María et Ingvar vivent reclus avec leur troupeau de moutons dans une ferme en Islande. Lorsqu’ils découvrent un mystérieux nouveau-né, ils décident de le garder et de l’élever comme leur enfant. Cette nouvelle perspective apporte beaucoup de bonheur au couple, mais la nature leur réserve une dernière surprise…

Critique du film

Après un passage en sélection Un Certain Regard lors du Festival de Cannes, le film Lamb se retrouve en compétition à l’Étrange Festival. Il s’agit du premier film de l’islandais Valdimar Jóhannsson qui auparavant a travaillé à la lumière ou aux effets-spéciaux sur plusieurs grosses productions américaines. Sans être une garantie absolue de qualité, le fait qu’il soit produit par A24 et distribué en France par The Jokers, contribue à générer une certaine attente autour du film. Et dès les premières minutes, cette attente se justifie par la qualité visuelle et le regard singulier de son metteur en scène. 
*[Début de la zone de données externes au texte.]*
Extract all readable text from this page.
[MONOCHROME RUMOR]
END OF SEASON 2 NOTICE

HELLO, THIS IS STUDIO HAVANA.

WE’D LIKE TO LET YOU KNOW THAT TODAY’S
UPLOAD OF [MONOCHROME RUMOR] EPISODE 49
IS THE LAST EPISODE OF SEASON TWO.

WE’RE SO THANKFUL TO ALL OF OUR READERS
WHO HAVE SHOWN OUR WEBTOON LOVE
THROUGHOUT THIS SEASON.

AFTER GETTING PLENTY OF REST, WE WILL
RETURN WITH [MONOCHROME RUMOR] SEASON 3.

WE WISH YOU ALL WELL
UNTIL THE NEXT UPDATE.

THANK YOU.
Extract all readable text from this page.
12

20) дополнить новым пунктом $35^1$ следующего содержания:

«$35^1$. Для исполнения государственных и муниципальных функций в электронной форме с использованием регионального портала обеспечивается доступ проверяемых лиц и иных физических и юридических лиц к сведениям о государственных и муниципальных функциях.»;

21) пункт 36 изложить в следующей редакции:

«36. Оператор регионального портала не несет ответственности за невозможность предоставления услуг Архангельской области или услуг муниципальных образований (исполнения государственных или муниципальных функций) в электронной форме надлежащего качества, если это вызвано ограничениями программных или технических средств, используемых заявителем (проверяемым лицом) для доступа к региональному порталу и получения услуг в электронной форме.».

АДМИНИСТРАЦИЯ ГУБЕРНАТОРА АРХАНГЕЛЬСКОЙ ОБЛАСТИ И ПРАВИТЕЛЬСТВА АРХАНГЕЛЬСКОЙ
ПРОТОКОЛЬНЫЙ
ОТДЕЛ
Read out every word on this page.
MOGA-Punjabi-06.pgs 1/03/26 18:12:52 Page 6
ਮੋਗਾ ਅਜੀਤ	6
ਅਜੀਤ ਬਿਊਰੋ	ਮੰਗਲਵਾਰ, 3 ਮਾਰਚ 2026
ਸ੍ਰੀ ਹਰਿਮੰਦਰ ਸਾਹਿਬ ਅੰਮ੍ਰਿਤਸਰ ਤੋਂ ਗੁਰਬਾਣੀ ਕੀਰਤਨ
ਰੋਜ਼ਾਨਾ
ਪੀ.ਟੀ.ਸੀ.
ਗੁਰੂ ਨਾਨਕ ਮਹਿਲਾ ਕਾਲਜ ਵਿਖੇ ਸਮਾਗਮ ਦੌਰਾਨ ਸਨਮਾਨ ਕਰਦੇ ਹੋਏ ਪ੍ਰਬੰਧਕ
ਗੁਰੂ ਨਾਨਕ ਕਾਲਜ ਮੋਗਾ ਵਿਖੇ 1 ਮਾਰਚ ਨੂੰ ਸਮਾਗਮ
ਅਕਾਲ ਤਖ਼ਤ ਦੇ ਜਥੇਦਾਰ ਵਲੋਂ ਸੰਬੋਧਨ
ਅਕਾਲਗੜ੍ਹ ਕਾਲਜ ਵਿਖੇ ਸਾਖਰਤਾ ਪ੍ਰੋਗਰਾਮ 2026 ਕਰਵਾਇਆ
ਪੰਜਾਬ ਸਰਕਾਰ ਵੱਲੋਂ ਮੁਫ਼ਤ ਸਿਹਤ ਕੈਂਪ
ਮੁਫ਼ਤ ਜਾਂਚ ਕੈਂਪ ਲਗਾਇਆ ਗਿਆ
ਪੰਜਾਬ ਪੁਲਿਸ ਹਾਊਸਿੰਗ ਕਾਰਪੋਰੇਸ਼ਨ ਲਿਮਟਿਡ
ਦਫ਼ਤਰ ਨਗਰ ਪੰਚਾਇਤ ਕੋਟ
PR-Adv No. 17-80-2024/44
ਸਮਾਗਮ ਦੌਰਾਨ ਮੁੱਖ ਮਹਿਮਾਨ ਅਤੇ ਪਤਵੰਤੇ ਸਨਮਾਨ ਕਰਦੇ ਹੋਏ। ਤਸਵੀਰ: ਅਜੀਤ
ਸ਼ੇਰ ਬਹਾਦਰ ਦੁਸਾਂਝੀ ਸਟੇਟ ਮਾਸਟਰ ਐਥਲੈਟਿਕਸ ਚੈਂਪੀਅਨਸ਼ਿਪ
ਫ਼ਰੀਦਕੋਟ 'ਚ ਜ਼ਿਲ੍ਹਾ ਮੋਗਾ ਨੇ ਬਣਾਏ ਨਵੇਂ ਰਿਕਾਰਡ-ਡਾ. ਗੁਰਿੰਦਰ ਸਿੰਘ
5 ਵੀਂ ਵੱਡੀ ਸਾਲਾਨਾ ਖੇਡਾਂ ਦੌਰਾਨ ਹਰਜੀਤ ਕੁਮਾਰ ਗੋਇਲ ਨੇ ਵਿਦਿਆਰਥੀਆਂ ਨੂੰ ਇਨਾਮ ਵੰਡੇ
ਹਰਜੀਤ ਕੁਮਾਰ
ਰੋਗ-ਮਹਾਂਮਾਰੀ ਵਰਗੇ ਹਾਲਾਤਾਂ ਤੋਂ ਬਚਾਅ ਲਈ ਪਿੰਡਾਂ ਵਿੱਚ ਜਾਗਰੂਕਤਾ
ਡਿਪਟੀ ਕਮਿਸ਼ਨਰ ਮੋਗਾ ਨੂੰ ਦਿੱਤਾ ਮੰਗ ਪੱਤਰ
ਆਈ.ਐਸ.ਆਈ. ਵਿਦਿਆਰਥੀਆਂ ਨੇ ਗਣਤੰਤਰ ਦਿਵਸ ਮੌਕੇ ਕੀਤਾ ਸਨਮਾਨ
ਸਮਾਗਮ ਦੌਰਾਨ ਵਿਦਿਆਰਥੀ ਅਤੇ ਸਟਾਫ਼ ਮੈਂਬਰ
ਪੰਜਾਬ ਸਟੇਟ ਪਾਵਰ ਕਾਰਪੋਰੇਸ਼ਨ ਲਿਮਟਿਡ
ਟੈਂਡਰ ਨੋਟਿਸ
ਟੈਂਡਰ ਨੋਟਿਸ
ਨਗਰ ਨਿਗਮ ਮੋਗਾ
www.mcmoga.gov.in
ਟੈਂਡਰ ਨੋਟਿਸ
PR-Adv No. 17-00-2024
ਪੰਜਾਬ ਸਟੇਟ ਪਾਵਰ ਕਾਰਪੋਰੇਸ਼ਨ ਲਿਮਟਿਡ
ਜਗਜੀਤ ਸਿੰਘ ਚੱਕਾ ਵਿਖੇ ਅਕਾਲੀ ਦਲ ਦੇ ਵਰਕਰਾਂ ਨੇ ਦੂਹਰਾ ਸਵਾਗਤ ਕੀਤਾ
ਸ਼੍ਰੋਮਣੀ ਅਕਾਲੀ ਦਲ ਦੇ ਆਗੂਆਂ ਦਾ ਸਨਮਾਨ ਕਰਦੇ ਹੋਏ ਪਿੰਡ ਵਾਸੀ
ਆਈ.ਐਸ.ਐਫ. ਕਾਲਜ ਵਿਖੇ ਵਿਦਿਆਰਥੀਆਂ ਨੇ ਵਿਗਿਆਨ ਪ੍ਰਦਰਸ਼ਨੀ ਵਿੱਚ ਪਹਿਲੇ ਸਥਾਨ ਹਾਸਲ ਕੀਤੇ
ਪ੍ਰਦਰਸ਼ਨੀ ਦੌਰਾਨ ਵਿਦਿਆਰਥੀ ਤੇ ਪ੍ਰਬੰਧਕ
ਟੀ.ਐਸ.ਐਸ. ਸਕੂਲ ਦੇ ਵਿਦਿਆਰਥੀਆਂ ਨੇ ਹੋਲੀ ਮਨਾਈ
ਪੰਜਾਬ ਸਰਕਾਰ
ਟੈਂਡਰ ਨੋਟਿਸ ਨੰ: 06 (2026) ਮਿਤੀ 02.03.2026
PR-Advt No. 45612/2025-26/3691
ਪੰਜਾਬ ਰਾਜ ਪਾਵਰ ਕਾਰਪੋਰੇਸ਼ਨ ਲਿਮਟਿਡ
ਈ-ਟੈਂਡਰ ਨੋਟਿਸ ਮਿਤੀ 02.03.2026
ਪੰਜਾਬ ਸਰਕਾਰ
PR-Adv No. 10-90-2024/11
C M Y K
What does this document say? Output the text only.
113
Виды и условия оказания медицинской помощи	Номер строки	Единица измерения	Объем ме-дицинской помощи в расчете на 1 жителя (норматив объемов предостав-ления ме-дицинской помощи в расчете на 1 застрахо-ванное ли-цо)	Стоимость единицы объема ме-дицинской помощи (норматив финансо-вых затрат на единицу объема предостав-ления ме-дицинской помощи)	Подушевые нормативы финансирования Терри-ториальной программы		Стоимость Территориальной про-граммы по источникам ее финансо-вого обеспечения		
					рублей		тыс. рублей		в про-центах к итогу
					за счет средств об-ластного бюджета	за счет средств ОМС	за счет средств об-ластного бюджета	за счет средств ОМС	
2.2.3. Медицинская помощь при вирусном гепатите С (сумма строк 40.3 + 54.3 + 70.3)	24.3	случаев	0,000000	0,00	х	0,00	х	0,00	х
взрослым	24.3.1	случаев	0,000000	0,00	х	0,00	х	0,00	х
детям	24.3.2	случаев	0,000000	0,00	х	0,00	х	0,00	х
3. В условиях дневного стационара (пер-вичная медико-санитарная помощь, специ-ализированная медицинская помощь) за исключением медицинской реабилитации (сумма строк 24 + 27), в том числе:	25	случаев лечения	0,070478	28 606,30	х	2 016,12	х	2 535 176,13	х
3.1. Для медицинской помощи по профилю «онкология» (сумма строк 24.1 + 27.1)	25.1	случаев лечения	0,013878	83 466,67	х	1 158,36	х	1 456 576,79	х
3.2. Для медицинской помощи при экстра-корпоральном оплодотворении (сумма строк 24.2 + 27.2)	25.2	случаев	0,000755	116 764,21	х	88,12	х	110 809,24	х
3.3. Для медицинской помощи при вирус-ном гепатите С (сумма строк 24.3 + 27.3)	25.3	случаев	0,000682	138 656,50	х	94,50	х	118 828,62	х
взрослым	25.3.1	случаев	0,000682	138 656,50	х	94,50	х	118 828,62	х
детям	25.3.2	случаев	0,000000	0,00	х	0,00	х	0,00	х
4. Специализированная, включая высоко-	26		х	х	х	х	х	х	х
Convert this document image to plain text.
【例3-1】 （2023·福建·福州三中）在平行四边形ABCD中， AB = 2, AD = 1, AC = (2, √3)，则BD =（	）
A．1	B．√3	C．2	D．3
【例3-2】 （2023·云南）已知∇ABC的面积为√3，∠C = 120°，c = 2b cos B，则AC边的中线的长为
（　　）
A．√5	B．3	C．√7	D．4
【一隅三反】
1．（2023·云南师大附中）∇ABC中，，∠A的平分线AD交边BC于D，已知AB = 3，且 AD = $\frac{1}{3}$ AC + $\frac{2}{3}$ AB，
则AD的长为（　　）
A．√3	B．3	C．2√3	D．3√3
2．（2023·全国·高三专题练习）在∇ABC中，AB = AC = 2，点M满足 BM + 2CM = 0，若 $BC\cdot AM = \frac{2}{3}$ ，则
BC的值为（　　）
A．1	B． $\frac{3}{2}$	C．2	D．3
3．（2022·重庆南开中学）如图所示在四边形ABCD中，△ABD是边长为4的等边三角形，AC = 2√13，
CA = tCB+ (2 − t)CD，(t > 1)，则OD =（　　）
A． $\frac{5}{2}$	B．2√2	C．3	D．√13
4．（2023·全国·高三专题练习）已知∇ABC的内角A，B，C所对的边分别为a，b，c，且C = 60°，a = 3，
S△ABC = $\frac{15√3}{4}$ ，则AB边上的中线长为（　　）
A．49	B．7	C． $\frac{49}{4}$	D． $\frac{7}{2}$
Le film s’ouvre sur une étable, perdue au milieu de la nuit et des montagnes. Dehors, quelque chose rôde, des pas lourds et des râles inquiétants se font entendre. Le bêlement des moutons, d’abord anecdotiques, résonnent progressivement comme des cris d’alarme. D’entrée, on décèle ici l’un des premiers tours de force de Jóhannsson : parvenir, à l’aide de sa caméra, à transmettre cette peur animale.

Le silence des Agneaux

Il en va ainsi durant tout le film, qu’il s’agisse de ses acteurs “bipèdes” ou des animaux, tous sont filmés de la même manière, avec la même importance, toujours à hauteur d’action ou à hauteur d’yeux. Il faut ainsi voir ces plans spectaculaires des béliers fixant la caméra, pour mesurer la force et le malaise qui se dégagent du regard de ces ovins ! À tel point que cette méthodologie constitue à n’en pas douter une véritable profession de foi du réalisateur. Devant sa caméra, les animaux deviennent l’égal des hommes, des personnages à part entière du récit, eux-mêmes vecteurs d’émotion.

Le film bascule rapidement, lors d’une scène habituelle de la vie de la ferme. Alors que Maria (Noomi Rapace) et son époux Ingvar aident une brebis à mettre bas, l’étrange et mystérieux nouveau-né les laisse stupéfaits, au point que ceux-ci décident de l’élever comme leur propre enfant. Le réalisateur islandais prend alors soin de cultiver dans un premier temps le mystère autour de la nature de cette progéniture inattendue et inespérée. Même si l’on devine ce qui nous attend, le doute fait son œuvre : Sommes-nous en présence d’un être hors-norme, ou bien est-ce nos deux parents qui déraillent ? Le voile finit par tomber peu après sur la véritable nature de cet enfant hybride, affirmant une fois encore la toute-puissance de la nature et son caractère insondable. Une impression renforcée par l’environnement, avec ces pics montagneux qui écrasent de leur grandeurs nos protagonistes reclus.

Lamb film

Par la suite, l’irruption d’un quatrième personnage dans l’histoire (Pétur, le frère d’Ingvar), fait dévier le film de sa trajectoire. Le ténébreux conte islandais laisse progressivement place à un triangle amoureux dysfonctionnel. Le récit se perd un peu dans cette sous-intrigue intimiste qui mène on ne sait trop où et apporte on ne sait trop quoi. Mais, malgré ces digressions, subsiste la question principale : l’enfant est-il réellement un don du ciel, comme ses parents en sont persuadés ?

Dessine-moi un mouton !

La dimension antispéciste du film de Jóhannsson, suggérée auparavant, se confirme à la toute fin du dernier acte lorsque la nature, divine et vengeresse, punit les fautes des Hommes. En portant constamment un regard égal sur les humains et les animaux, les actes des premiers à l’encontre des derniers prennent en effet un tout autre sens. Et une mère qui pleure son enfant peut prendre différentes formes. Après tout, la tragédie ne serait-elle l’apanage que d’une seule espèce ? Le final, marquant et attendu, apporte cette dimension supplémentaire dont avait besoin le film pour retrouver le souffle égaré en chemin. Dommage que celui-ci survienne aussi tardivement. 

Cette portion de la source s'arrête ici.